É precisamente o que acaba de acontecer com o senador José Serra, acusado de corrupção passiva em São Paulo na época em que mandava no governo. A Polícia Federal, cumprindo sua obrigação de investigar um crime previsto no artigo 317 do Código Penal Brasileiro, precisava examinar o seu gabinete em busca de provas. O presidente do SenadoDavi Alcolumbre, pediu imediatamente que o Supremo proibisse a entrada dos policiais na sala de Serra. Foi atendido na hora por Antônio Toffoli. Isso aqui é o Brasil, estão dizendo os dois para a PF e para os 200 milhões de brasileiros – a polícia não pode investigar os crimes que a gente não deixa. Moral da história: se você for senador e quiser esconder um cadáver em seu gabinete, é só pedir uma liminar para o Toffoli.




A Justiça brasileira virou uma alucinação. Entre outros delírios, ela torna impossível saber se Serra é culpado ou não – se é legalmente proibido investigar o que ele fez, como é que vai se descobrir alguma coisa? A traficância exposta acima não é um surto passageiro de insânia safada – é descrita pelos gigantes do nosso atual pensamento “civilizado” como uma demonstração admirável da “democracia no Brasil”, e uma prova superior que “as nossas instituições estão funcionando”. Não é nada disso, é claro. Uma criança de 10 anos de idade seria capaz de perceber que esse arranjo é uma óbvia evidência de “troca de chumbo”, como se dizia na Bolsa de Valores – você compra de mim, eu compro de você e as ações disparam para cima. No caso, uns julgam os outros. Só o Senado pode julgar os crimes dos ministros do STF. Só os ministros do STF podem julgar os crimes dos senadores. Vai ser mais fácil o camelo da Bíblia passar pelo buraco de uma agulha do que senadores e magistrados se incomodarem algum dia.

É curioso.

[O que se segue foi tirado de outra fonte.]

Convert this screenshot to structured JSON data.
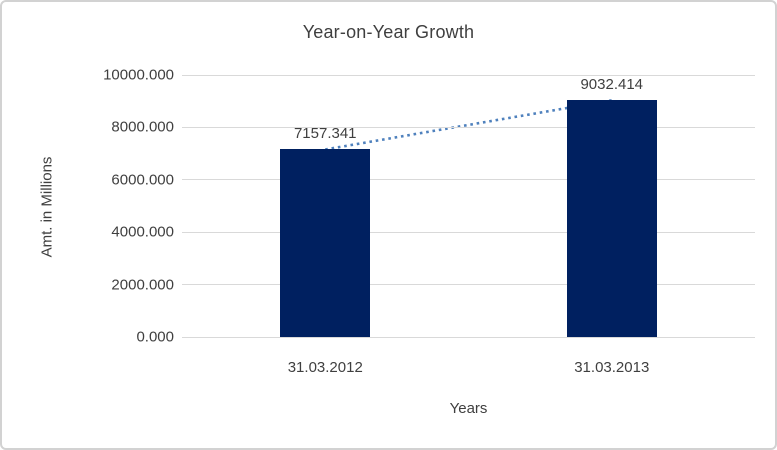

Quando a PF invade as casas de deputados de direita às 6 horas da manhã, apreende celulares e intima os parlamentares para prestar depoimento, o presidente da CâmaraRodrigo Maia, e seus companheiros de resistência democrática não dão um pio
Mas basta falar em roubalheira para o senador Alcolumbre se ligar em menos de três segundos. É o modelo 2020 da democracia brasileira.